M. [B] [L] a confirmé à l’audience qu’il n’avait pas été menotté en première instance lors de sa comparution, étant précisé qu’aucun élément n’était produit au soutien de cet argument.
Enfin, la juridiction de première instance a parfaitement caractérisé l’impossibilité d’obtenir la présence d’un avocat en l’état de la grève du barreau de Lyon.
En conséquence, la procédure est régulière.
Sur le bien-fondé de la requête et l’assignation à résidence:
L’article L. 741-3 du CESEDA rappelle qu’un étranger ne peut être placé ou maintenu en rétention que le temps strictement nécessaire à son départ et que l’administration doit exercer toute diligence à cet effet.

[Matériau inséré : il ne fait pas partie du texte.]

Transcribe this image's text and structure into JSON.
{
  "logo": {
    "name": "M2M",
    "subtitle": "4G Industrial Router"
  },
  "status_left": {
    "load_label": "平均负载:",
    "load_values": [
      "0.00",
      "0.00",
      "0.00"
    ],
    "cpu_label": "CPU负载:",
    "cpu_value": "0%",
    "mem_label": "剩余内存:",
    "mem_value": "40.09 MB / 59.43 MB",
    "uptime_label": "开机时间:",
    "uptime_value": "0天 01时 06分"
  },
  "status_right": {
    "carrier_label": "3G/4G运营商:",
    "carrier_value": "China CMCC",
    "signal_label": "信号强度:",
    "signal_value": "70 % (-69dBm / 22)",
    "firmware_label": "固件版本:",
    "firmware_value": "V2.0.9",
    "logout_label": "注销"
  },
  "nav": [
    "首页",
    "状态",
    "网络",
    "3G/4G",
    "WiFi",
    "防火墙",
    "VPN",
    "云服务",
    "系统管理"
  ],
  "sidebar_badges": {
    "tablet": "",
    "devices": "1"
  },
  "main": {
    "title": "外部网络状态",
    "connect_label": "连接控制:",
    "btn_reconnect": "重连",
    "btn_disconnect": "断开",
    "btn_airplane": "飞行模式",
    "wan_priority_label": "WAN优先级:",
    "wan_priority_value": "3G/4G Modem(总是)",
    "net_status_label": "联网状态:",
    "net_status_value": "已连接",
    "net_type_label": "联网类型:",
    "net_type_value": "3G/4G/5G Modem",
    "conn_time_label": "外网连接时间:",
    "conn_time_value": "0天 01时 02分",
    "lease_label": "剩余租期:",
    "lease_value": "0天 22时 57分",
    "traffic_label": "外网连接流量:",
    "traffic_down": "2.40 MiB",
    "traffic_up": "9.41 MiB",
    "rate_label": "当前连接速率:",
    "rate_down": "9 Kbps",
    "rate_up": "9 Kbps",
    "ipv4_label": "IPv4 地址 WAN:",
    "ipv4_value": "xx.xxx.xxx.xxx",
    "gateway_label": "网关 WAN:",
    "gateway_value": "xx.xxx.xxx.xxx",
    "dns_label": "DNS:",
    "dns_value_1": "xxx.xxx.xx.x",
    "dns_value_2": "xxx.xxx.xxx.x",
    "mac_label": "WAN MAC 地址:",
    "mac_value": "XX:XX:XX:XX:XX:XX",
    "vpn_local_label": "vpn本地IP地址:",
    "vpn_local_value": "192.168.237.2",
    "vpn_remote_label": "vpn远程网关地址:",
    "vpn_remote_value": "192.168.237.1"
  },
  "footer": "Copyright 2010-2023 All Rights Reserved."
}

L’article L743-13 du même code prévoit que l’assignation à résidence ne peut être ordonnée par le juge qu’après remise à un service de police ou à une unité de gendarmerie de l’original du passeport et de tout document justificatif de son identité, en échange d’un récépissé valant justification de l’identité et sur lequel est portée la mention de la décision d’éloignement en instance d’exécution.
En l’espèce, M. [B] [L] n’a pas son passeport à disposition de sorte que l’assignation à résidence n’est pas envisageable.
La préfecture justifie avoir transmis les informations aux autorités consulaires algériennes dès le 2 avril 2026 de sorte que les diligences ont été accomplies et l’absence de réponse dans un si bref délai ne peut suffire à caractériser une absence de perspectives d’éloignement.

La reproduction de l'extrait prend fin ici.